For a fleeting instant we are frozen, time and space, standing there looking, adrenaline beginning to kick in, fight or flight, chemistry acting.
He makes his decision, heads for the open window behind him, knee on the credenza. In an instant half of his body is through the open window, agile and quick for a man so large.
“Who the hell. .?” Careless bravado, I’m around the desk. I step on something large and soft. I trip, lash out with one hand at the intruder’s upper body before he can clear the window. I catch him by one hand just above the wrist. The stupid things we do. I lose my grip, but my fingers latch onto something in his gloved hand, a file, papers. Bare skin against cloth, I win, the file comes free.
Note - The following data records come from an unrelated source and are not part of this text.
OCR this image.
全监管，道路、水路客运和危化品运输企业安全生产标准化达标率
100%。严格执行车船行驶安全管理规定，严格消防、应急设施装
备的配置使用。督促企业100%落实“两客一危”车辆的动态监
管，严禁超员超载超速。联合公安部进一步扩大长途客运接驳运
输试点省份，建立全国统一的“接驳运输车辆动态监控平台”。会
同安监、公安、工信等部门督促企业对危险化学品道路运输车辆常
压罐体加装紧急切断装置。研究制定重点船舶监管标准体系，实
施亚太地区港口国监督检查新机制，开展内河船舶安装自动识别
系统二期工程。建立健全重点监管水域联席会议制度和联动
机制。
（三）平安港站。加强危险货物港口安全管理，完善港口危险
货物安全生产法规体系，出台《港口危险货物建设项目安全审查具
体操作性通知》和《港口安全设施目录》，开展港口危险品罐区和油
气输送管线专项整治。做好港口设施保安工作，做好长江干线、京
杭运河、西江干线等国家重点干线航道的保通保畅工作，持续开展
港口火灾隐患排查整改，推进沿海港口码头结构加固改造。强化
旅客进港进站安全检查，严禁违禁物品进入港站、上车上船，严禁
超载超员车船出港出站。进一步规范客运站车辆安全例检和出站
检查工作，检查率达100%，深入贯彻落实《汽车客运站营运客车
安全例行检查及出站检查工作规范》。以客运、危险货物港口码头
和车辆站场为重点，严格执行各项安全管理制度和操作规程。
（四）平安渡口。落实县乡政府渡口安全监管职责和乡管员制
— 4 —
Before I realize what is happening, I feel the shock. With the other fist clenched he hits me dead center in the chest. The impact is like a freight train moving through. I sail back against the desk, hitting it with my butt, landing flat on my back on the top. The pressure in my sternum makes me think he’s broken something. The last thing I see is the bright light on his head as it focuses on me, eyes blinded, blackness beneath the light. Then he is gone.